Phase II of the MaRS development remains a stump
From 1991 to 2006, a large concrete "stump" stood at the heart of Toronto's business district. It was the leftover of a partially finished office tower that fell victim to the recession of the early nineties. For years, the stump stood as a reminder of that recession. It was only until the most recent building boom that the stump was dismantled and the Bay Adelaide Centre was built on the site.
The recession of 2008/2009 was surprisingly easy on Toronto's downtown and urban fabric. The only major candidate for the Son of Stump sits at the corner of College and University: MaRS Discovery District Phase II.
MaRS - the acronym came before the name "Medical and Related Sciences" was figured out - is an odd organization. It is not a public corporation, a hospital or part of the government. It is a private charity that helps incubate small businesses in the medical sector by providing facilities, education, contacts and marketing advice.
MaRS was launched in 2000 as part of a concerted effort to turn Toronto into a centre for biomedical research. In 2005, the first phase of the MaRS Discovery District opened. This phase included the renovation of Toronto's old General Hospital and the addition of a research tower. Another phase was launched in 2007, with a bold design by the Toronto architecture team of Bregman + Hamann. However, construction was stopped in November 2008 after a concourse and two levels of parking had been built. The recession had claimed one of its first Toronto victims.
What makes this failure even more galling was that the decision was not MaRS'. The first phase was built by MaRS, but the second was to be built by Alexandria Real Estate Equities Inc. Alexandria is a developer of medical research facilities, particularly in the U.S. And like many U.S. real estate developers, it was hit hard by the economic downturn.
In their most recent Annual Report, Alexandria states that they are going to be very careful about new projects, and that they will "require significant pre-leasing from high quality and/or credit entities" before they build again.
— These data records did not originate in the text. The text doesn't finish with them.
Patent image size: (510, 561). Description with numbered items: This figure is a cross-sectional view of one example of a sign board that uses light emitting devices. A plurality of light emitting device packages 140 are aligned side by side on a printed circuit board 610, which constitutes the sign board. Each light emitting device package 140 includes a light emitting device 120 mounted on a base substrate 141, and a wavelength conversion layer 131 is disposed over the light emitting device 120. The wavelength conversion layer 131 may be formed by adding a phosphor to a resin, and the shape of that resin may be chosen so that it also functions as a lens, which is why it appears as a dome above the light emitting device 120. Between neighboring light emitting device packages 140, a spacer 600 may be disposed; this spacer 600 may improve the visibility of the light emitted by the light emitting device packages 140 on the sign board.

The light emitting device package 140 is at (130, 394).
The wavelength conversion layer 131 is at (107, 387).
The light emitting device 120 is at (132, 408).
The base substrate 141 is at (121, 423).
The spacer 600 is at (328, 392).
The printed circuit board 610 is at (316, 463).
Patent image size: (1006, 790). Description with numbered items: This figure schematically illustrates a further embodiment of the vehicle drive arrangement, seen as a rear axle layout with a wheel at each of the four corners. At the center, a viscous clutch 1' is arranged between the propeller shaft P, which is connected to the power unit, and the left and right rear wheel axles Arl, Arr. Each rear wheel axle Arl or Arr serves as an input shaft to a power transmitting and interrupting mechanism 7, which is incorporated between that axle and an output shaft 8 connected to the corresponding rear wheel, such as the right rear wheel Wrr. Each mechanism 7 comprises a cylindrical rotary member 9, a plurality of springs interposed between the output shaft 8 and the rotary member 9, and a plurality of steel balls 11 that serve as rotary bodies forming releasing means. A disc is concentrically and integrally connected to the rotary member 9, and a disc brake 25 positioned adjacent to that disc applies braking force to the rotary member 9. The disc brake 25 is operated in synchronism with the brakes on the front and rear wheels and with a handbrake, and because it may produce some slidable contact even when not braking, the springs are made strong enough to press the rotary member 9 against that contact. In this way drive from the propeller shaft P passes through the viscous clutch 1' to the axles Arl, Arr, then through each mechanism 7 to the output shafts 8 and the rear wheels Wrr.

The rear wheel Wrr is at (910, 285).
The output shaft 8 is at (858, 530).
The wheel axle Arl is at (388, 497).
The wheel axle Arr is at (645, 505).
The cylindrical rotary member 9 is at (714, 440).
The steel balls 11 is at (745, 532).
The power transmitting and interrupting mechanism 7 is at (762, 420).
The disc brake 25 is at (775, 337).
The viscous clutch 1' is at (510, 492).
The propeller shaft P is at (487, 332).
Although the entirety of Phase I had been leased by the end of 2008, the second phase had no tenants at the time of the recession.
I contacted MaRS to see what the status of Phase II was, but the communications officer, Linda Quattrin, was very...uncommunicative. MaRS, she said, was in "negotiations" to continue construction of the second phase. Whether this was negotiations with Alexandria, with prospective new tenants or new sources of funding, she would not say. MaRS, being a private charity, does not disclose much about its financial state.
In any case, this suggests that the project will remain in limbo until the recovery from the recession in both Canada and the United States is well underway. Get used to your new recession-era construction stump Toronto: we're likely going to be seeing it for awhile.